Medications are powerful and commonly used modern therapies that can yield many benefits. Yet, they can also cause considerable harm, 1,2,3,4
especially if prescribing clinicians fail to consider relevant patient characteristics. For example, renal insufficiency and advanced patient age call for lower than usual medication doses, and drug–drug interactions are sometimes lethal. Electronic health record (EHR) systems can improve the reliability, quality, and safety of medication use. 5,6
Computerized provider order entry (CPOE) with clinical decision support (CDS) can improve medication safety and reduce medication-related expenditures because it introduces automation at the time of ordering, a key process in health care. Electronic order communication can occur instantly, accurately, and reliably and computer-generated orders are more legible than those written by hand. A knowledge-based CDS review can assure that the order is safe and compliant with guidelines. 7,8
For CDS to be effective, adequate expertise must go into defining and representing medical knowledge. Also, data that are critical for CDS, such as the patient’s weight and allergy status, must be captured and made available to the CDS system. CDS systems must support, rather than impede, clinical workflows through speedy, available, and usable algorithms that provide parsimonious, clear, concise, and actionable warnings and advice. 8,9
To help understand the state of the art of the capability of CDS to improve medication safety, efficiency, and health care quality, the authors convened a CPOE conference in San Francisco in June of 2005. Participants reviewed the common categories of medication-related CDS within CPOE. For each category of CDS, we considered: How does it work? What is the potential benefit? What (if any) are the results of studies that have documented the benefits and/or undesirable side effects? What are outstanding issues (e.g., knowledge-base management, user interface issues) that prevent the benefit from being realized to its fullest? And what are some next steps that might help the evolution of the specific category of decision support?
This review provides a literature-based summary of the discussions. Rather than exhaustively reviewing the literature on these topics, we selected papers that reflect exemplary current practice and have direct actionable relevance to system designers working to implement these features in today’s technical environment. We also identified papers that illustrate the limitations of today’s technology and can help point the way forward for future developments in the field. For each category of decision support, we make recommendations for how the effectiveness of the feature can be optimized and we conclude the paper with summary recommendations to healthcare organizations, application and knowledge-base vendors, policy makers, and researchers for how to advance the delivery of effective medication-related clinical decision support.
We divided the CDS categories into two stages—basic and advanced.

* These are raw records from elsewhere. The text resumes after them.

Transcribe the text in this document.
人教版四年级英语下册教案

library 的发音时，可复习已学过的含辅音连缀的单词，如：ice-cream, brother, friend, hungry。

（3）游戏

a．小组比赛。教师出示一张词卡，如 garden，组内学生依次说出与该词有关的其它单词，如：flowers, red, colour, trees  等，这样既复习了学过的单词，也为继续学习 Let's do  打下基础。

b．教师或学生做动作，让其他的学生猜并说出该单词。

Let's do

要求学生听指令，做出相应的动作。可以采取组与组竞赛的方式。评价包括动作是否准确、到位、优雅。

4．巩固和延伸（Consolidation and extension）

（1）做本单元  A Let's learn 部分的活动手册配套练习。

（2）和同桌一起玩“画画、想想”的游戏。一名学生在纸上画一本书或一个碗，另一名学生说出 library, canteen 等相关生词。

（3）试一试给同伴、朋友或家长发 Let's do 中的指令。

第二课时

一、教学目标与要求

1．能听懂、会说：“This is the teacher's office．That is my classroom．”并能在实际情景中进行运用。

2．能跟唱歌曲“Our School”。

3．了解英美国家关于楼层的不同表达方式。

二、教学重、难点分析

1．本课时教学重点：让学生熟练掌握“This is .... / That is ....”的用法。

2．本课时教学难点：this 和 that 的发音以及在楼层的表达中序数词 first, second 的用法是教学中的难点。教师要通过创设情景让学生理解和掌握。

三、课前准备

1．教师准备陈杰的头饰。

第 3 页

The issues associated with basic CDS are more straightforward than the advanced categories, and may represent a suitable starting point for most health care organizations. In basic CDS, we included drug-allergy checking, basic dosing guidance, formulary decision support, duplicate therapy checking, and drug–drug interaction checking. Advanced decision support includes dosing support for renal insufficiency and geriatric patients, guidance for medication-related laboratory testing, drug–disease contraindication checking, and drug–pregnancy checking.